Мамочка, надеюсь всегда слышать о твоём добром здоровье. Не беспокойся обо мне сильно, а мне будет легче от сознания твоего сердечного мира.
Целую тебя.
Твой любящий сын
мл. лейтенант
Георгий Беклемишев».
Глава третья
Финнополь
Глеб немного знал Юлию Беклемишеву по второй половине девятьсот десятых. Вспоминая это, Глеб понимал, что и сам теперь не юн.
Жена известного финансиста, происходившая из одной из поволжских губерний (её отец был помещиком средней руки), Беклемишева с некоторым презрением относилась к делам и знакомствам мужа Василия Михайловича, словно не замечая, что они обеспечивали ей весьма роскошную жизнь, и даже важнейшего делового компаньона Беклемишева — маститого Афанасия Святогорского (его странноватый внук, тоже Афанасий, был известен Глебу как автор заумно неблагозвучной, или, как Афанасий-младший называл её, «ультрахроматической», музыки к созданному им в подражание Скрябину «Заключительному действу»), — даже Святогорского-деда она именовала за глаза не иначе как «проходимец» и «тёмный делец» (вероятно, это было вполне заслуженно). Однако с удовольствием и подолгу обсуждала подробности беклемишевской генеалогии, родство предков её мужа со знаменитыми княжескими фамилиями.

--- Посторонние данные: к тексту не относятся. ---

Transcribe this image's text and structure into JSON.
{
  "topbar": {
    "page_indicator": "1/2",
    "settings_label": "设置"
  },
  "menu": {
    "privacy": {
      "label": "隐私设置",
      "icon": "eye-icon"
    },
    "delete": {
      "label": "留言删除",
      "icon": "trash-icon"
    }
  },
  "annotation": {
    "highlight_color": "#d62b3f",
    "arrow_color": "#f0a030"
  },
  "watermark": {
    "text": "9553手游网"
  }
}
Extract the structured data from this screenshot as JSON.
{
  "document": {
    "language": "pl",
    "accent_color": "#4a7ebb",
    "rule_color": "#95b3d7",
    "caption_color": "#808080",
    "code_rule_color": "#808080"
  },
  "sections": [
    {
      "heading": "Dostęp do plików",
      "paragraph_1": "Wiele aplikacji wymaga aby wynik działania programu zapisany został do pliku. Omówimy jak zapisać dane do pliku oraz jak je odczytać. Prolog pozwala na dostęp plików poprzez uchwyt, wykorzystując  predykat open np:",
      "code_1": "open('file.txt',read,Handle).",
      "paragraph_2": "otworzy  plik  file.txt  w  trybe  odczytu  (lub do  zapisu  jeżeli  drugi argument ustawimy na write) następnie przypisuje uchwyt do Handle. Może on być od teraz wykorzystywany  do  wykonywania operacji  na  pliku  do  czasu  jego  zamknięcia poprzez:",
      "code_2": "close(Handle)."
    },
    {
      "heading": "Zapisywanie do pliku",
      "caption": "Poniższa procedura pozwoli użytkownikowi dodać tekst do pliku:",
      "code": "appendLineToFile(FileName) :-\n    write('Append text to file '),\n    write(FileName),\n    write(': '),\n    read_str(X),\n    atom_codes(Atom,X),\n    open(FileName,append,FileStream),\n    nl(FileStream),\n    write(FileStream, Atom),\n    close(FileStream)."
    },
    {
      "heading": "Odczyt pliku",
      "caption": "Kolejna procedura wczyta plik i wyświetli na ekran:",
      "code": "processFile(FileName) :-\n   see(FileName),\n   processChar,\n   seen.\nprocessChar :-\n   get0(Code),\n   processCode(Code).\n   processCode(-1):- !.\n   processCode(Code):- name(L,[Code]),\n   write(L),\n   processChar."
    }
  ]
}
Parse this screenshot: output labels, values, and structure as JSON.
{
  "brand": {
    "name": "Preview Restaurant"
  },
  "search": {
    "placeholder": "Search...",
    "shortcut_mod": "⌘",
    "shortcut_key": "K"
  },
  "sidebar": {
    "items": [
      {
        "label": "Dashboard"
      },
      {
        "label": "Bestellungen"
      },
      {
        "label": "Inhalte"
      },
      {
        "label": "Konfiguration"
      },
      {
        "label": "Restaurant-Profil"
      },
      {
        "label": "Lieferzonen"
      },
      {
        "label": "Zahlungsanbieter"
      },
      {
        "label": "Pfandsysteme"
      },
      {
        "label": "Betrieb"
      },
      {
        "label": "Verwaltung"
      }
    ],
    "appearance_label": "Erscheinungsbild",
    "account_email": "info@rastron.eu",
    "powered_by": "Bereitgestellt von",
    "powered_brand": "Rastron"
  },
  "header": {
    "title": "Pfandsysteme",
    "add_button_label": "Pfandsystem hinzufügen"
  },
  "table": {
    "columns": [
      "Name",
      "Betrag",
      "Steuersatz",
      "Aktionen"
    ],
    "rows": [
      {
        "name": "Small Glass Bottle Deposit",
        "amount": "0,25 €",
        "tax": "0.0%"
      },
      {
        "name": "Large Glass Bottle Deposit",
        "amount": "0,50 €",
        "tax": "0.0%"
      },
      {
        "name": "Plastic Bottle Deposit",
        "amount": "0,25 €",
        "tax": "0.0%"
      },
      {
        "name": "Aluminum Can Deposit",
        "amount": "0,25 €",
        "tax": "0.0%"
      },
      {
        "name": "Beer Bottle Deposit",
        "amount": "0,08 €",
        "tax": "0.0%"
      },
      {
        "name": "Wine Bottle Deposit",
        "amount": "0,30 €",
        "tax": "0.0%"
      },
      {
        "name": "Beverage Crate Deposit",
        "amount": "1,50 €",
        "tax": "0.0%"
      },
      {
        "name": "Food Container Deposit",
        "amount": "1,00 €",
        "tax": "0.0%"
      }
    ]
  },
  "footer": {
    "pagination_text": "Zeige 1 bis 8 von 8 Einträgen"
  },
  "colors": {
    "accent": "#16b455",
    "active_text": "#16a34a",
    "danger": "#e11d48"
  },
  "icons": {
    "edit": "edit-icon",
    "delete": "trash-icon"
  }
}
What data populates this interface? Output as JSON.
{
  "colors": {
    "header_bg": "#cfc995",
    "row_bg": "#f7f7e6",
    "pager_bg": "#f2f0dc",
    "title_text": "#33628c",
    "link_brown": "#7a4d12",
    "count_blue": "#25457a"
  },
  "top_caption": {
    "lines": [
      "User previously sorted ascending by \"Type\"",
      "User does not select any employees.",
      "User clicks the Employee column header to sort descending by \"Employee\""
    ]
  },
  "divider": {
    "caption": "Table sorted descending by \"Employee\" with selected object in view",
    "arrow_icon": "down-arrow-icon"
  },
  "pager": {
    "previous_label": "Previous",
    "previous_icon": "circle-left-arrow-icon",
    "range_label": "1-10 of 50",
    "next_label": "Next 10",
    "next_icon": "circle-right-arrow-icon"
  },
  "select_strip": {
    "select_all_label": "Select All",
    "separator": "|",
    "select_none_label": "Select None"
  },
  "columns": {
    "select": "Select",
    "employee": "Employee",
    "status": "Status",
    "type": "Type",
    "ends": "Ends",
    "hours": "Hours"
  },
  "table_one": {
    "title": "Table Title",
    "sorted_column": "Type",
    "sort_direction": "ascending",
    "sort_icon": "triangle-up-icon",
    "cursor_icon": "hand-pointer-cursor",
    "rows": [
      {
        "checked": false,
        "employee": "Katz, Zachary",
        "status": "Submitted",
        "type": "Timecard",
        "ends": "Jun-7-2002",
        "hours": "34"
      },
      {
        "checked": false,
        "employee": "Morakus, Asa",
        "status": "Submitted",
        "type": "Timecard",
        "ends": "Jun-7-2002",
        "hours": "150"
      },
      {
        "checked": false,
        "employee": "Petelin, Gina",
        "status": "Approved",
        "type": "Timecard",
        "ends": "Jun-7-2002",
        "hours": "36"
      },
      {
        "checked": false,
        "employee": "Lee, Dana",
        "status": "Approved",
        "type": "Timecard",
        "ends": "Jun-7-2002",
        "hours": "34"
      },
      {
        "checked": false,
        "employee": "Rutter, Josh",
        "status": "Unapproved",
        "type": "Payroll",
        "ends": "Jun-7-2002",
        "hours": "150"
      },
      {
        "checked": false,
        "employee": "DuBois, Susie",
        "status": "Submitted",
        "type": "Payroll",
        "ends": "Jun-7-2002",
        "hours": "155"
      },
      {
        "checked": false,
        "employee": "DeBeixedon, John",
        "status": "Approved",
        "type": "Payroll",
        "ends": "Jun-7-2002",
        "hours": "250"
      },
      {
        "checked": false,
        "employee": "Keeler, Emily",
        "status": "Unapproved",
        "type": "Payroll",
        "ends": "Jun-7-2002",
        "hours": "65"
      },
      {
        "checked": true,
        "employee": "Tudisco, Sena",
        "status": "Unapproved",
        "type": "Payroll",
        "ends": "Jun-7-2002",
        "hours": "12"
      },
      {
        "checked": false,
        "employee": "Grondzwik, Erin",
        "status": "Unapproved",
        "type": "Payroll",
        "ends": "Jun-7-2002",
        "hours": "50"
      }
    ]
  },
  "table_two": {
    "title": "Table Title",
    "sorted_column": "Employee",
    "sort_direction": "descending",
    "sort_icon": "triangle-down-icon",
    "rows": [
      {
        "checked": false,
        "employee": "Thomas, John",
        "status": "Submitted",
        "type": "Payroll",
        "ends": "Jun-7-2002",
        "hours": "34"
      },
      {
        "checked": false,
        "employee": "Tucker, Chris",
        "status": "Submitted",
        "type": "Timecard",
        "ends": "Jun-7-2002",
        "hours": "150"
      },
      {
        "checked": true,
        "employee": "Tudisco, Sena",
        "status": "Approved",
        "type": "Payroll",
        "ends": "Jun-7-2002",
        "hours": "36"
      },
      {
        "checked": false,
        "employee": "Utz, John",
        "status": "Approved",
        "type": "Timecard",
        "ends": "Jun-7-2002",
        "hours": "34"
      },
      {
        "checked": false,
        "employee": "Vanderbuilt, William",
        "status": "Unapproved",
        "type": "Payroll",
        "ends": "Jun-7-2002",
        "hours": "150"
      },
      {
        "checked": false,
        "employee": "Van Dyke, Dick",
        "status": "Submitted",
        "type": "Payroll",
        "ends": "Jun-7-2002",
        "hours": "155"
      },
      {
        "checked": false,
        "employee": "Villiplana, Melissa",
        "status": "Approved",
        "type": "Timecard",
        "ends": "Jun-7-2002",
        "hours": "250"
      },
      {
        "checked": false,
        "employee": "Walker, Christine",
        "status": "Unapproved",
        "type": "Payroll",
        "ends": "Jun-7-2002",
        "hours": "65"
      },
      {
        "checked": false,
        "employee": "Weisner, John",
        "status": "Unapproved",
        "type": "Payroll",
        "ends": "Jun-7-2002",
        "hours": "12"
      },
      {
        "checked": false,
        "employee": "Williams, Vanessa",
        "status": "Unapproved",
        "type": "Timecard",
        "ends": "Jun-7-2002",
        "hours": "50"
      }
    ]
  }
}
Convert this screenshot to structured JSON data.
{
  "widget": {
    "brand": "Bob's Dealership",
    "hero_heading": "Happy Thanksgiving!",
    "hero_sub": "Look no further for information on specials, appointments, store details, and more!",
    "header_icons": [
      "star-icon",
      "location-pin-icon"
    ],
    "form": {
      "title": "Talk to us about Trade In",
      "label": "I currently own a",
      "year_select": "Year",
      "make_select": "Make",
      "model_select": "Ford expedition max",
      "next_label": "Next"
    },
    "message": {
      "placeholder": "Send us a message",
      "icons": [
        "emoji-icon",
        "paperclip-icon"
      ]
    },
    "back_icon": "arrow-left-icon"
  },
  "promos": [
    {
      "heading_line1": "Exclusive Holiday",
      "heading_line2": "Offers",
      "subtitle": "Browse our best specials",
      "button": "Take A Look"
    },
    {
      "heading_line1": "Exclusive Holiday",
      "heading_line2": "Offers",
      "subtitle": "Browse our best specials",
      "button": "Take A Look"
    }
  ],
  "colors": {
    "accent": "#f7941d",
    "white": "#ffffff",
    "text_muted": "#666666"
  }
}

Титул и происхождение наклеивали в её глазах ярлык культурности и европейскости чуть не на всякого, кто ими обладал. Одним захолустным воспитанием этого было объяснить нельзя. Такова была природная особенность её взгляда на вещи.
Часто и с гордостью она упоминала о подрастающем сыне Жорже, «новом Беклемишеве», подчёркивая, что у наследника немалый талант к языкам и к рисованию, а в характере больше сходства с ней самой. О том, что он унаследовал и беклемишевские черты — брат финансиста Николай Михайлович был изрядным гравёром, много и часто ездил по Средиземноморью, — Юлия Антоновна, как водится, умалчивала.
Когда к власти пришло Временное правительство, то Василий Михайлович, понимая, что конец его роскошной жизни не за горами, решил кутнуть напоследок. Он, ни о чём не оповещая жену, купил летом 1917 года в Москве великолепно спроектированный Шехтелем и художественно обставленный (при участии брата Николая) особняк, в котором поселился со своей давней кралей — певицей из «Яра», которую прежде навещал только изредка. Юлия Антоновна отреагировала на бегство супруга предсказуемым образом: как можно было променять Петербург на торгашескую Москву, а жену благородных кровей (генеалогия самой Юлии Антоновны оставалась для Глеба загадкой) на безродную цыганку?
Странно, но мелодраматическая эта история, как и рассказы о семье Беклемишевых, крепко засели в памяти Глеба — скорее всего потому, что именно к этому времени относилось сближение со Святополк-Четвертинскими.
Глеб впервые увидел Юлию в просторном и гостеприимном их доме. Святополк-Четвертинские жили, несмотря на революционное время, по-прежнему на широкую ногу: держали автомобиль и прислугу, не жалели немалых денег на чревоугодие и на разного рода причуды, навроде поддержки целого издательства, распорядителем, редактором, а часто и корректором которого был Сергей Станиславович Четвертинский, на пять лет старший Глеба и ещё со студенческой скамьи переставший употреблять аристократического «Святополка» и княжеский титул. Брат Сергея — Фёдор был лингвистом и немного философом. Мыслили оба примерно одинаково: происходящее виделось им очистительным прояснением основ русского бытия, возвращением его к прямому течению.